Laboratorio de Inmunología, Departamento de Fisiología, Centro Universitario de Ciencias de la Salud, Universidad de Guadalajara, Sierra Mojada # 950, Colonia Independencia, Guadalajara, Jalisco CP 44340, México.
J Biomed Sci. 2013 Aug 16;20(1):60. doi: 10.1186/1423-0127-20-60.
The NKG2D receptor confers important activating signals to NK cells via ligands expressed during cellular stress and viral infection. This receptor has generated great interest because not only is it expressed on NK cells, but it is also seen in virtually all CD8+ cytotoxic T cells and is classically considered absent in CD4+ T cells. However, recent studies have identified a distinctive population of CD4+ T cells that do express NKG2D, which could represent a particular cytotoxic effector population involved in viral infections and chronic diseases. On the other hand, increased incidence of human papillomavirus-associated lesions in CD4+ T cell-immunocompromised individuals suggests that CD4+ T cells play a key role in controlling the viral infection. Therefore, this study was focused on identifying the frequency of NKG2D-expressing CD4+ T cells in patients with cervical intraepithelial neoplasia (CIN) 1. Additionally, factors influencing CD4+NKG2D+ T cell expansion were also measured.
Close to 50% of patients with CIN 1 contained at least one of the 37 HPV types detected by our genotyping system. A tendency for increased CD4+ T cells and CD8+ T cells and decreased NK cells was found in CIN 1 patients. The percentage of circulating CD4+ T cells co-expressing the NKG2D receptor significantly increased in women with CIN 1 versus control group. Interestingly, the increase of CD4+NKG2D+ T cells was seen in patients with CIN 1, despite the overall levels of CD4+ T cells did not significantly increase. We also found a significant increase of soluble MICB in CIN 1 patients; however, no correlation with the presence of CD4+NKG2D+ T cells was seen. While TGF-beta was significantly decreased in the group of CIN 1 patients, both TNF-alpha and IL-15 showed a tendency to increase in this group.

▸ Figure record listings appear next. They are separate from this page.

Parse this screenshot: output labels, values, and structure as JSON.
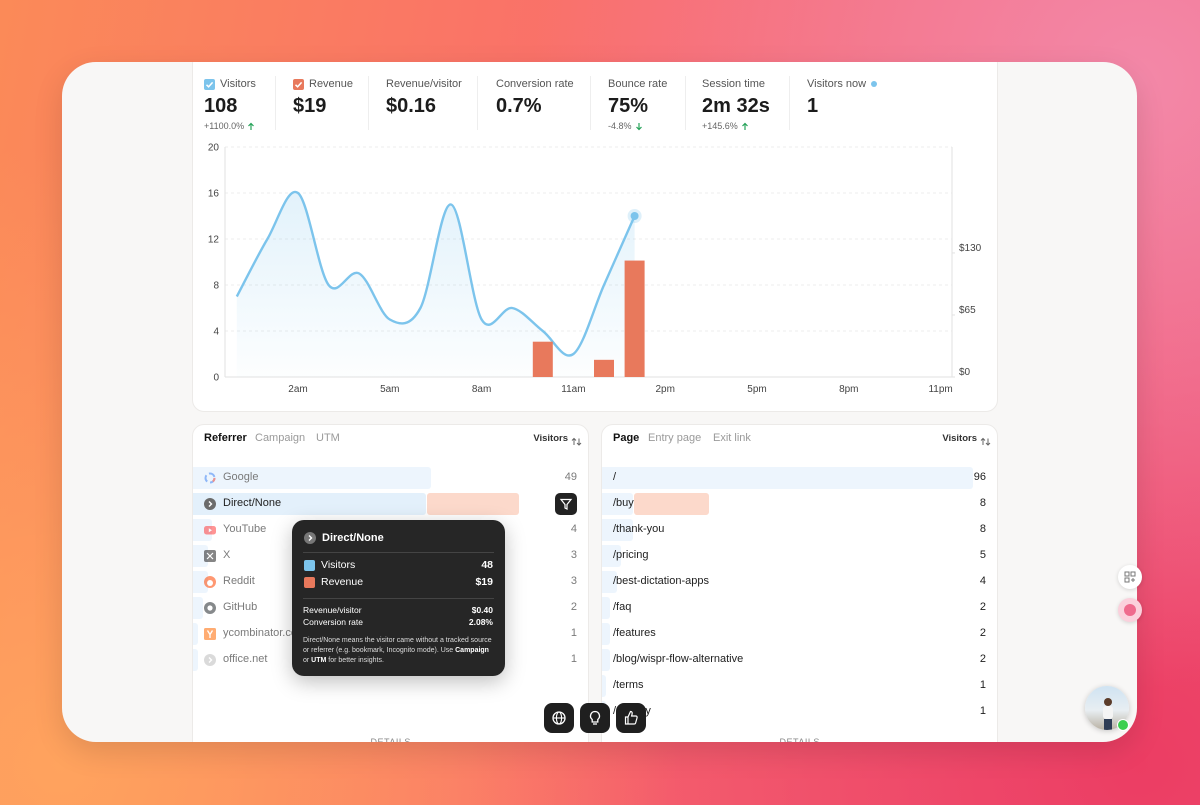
{
  "metrics": [
    {
      "value": "108",
      "change": "+1100.0%",
      "trend": "up"
    },
    {
      "value": "$19"
    },
    {
      "label": "Revenue/visitor",
      "value": "$0.16"
    },
    {
      "label": "Conversion rate",
      "value": "0.7%"
    },
    {
      "label": "Bounce rate",
      "value": "75%",
      "change": "-4.8%",
      "trend": "down"
    },
    {
      "label": "Session time",
      "value": "2m 32s",
      "change": "+145.6%",
      "trend": "up"
    },
    {
      "label": "Visitors now",
      "value": "1"
    }
  ],
  "chart": {
    "type": "line",
    "categories": [
      null,
      null,
      "2am",
      null,
      null,
      "5am",
      null,
      null,
      "8am",
      null,
      null,
      "11am",
      null,
      null,
      "2pm",
      null,
      null,
      "5pm",
      null,
      null,
      "8pm",
      null,
      null,
      "11pm"
    ],
    "series": [
      {
        "name": "Visitors",
        "color": "#7cc4ec",
        "values": [
          7,
          12,
          16,
          8,
          9,
          5,
          6,
          15,
          5,
          6,
          4,
          2,
          8,
          14,
          null,
          null,
          null,
          null,
          null,
          null,
          null,
          null,
          null,
          null
        ]
      },
      {
        "name": "Revenue",
        "color": "#e8795c",
        "type": "bar",
        "axis": "y2",
        "values": [
          null,
          null,
          null,
          null,
          null,
          null,
          null,
          null,
          null,
          null,
          37,
          null,
          18,
          122,
          null,
          null,
          null,
          null,
          null,
          null,
          null,
          null,
          null,
          null
        ]
      }
    ],
    "ylim": [
      0,
      20
    ],
    "yticks": [
      0,
      4,
      8,
      12,
      16,
      20
    ],
    "y2lim": [
      0,
      241
    ],
    "y2ticks": [
      {
        "value": 0,
        "label": "$0"
      },
      {
        "value": 65,
        "label": "$65"
      },
      {
        "value": 130,
        "label": "$130"
      }
    ],
    "grid": true
  },
  "referrer": {
    "tabs": [
      "Referrer",
      "Campaign",
      "UTM"
    ],
    "sort_label": "Visitors",
    "rows": [
      {
        "name": "Google",
        "visitors": 49
      },
      {
        "name": "Direct/None"
      },
      {
        "name": "YouTube",
        "visitors": 4
      },
      {
        "name": "X",
        "visitors": 3
      },
      {
        "name": "Reddit",
        "visitors": 3
      },
      {
        "name": "GitHub",
        "visitors": 2
      },
      {
        "name": "ycombinator.com",
        "visitors": 1
      },
      {
        "name": "office.net",
        "visitors": 1
      }
    ],
    "details": "Details"
  },
  "pages": {
    "tabs": [
      "Page",
      "Entry page",
      "Exit link"
    ],
    "sort_label": "Visitors",
    "rows": [
      {
        "name": "/",
        "visitors": 96
      },
      {
        "name": "/buy",
        "visitors": 8
      },
      {
        "name": "/thank-you",
        "visitors": 8
      },
      {
        "name": "/pricing",
        "visitors": 5
      },
      {
        "name": "/best-dictation-apps",
        "visitors": 4
      },
      {
        "name": "/faq",
        "visitors": 2
      },
      {
        "name": "/features",
        "visitors": 2
      },
      {
        "name": "/blog/wispr-flow-alternative",
        "visitors": 2
      },
      {
        "name": "/terms",
        "visitors": 1
      },
      {
        "name": "/privacy",
        "visitors": 1
      }
    ],
    "details": "Details"
  },
  "tooltip": {
    "title": "Direct/None",
    "visitors_label": "Visitors",
    "visitors": 48,
    "revenue_label": "Revenue",
    "revenue": "$19",
    "stats": [
      {
        "label": "Revenue/visitor",
        "value": "$0.40"
      },
      {
        "label": "Conversion rate",
        "value": "2.08%"
      }
    ],
    "note": [
      "Direct/None means the visitor came without a tracked source or referrer (e.g. bookmark, Incognito mode). Use ",
      "Campaign",
      " or ",
      "UTM",
      " for better insights."
    ]
  }
}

Taken together, our results suggest that the significant increase within the CD4+NKG2D+ T cell population in CIN 1 patients might be the result of a chronic exposure to viral and/or pro-inflammatory factors, and concomitantly might also influence the clearance of CIN 1-type lesion.
NKG2D 受体通过细胞应激和病毒感染期间表达的配体为 NK 细胞提供重要的激活信号。该受体引起了极大的兴趣,不仅因为它在 NK 细胞上表达,而且几乎在所有 CD8+细胞毒性 T 细胞上都可见,并且经典上被认为不存在于 CD4+T 细胞中。然而,最近的研究已经鉴定出一种独特的 CD4+T 细胞群体确实表达了 NKG2D,这可能代表了一种参与病毒感染和慢性疾病的特定细胞毒性效应细胞群体。另一方面,CD4+T 细胞免疫受损个体中人类乳头瘤病毒相关病变的发生率增加表明 CD4+T 细胞在控制病毒感染中发挥关键作用。因此,本研究集中于鉴定宫颈上皮内瘤变(CIN)1 患者中表达 NKG2D 的 CD4+T 细胞的频率。此外,还测量了影响 CD4+NKG2D+T 细胞扩增的因素。
接近 50%的 CIN 1 患者至少含有我们基因分型系统检测到的 37 种 HPV 类型之一。在 CIN 1 患者中发现 CD4+T 细胞、CD8+T 细胞增加,NK 细胞减少的趋势。与对照组相比,患有 CIN 1 的女性循环中表达 NKG2D 受体的 CD4+T 细胞的百分比显着增加。有趣的是,尽管 CD4+T 细胞的总体水平没有显着增加,但在 CIN 1 患者中仍观察到 CD4+NKG2D+T 细胞的增加。我们还发现 CIN 1 患者中可溶性 MICB 显着增加,但与 CD4+NKG2D+T 细胞的存在无关。虽然 TGF-β在 CIN 1 患者组中显着降低,但 TNF-α和 IL-15 均显示出在此组中增加的趋势。
总之,我们的研究结果表明,CIN 1 患者中 CD4+NKG2D+T 细胞群体的显着增加可能是由于慢性暴露于病毒和/或促炎因子所致,并且同时可能也会影响 CIN 1 型病变的清除。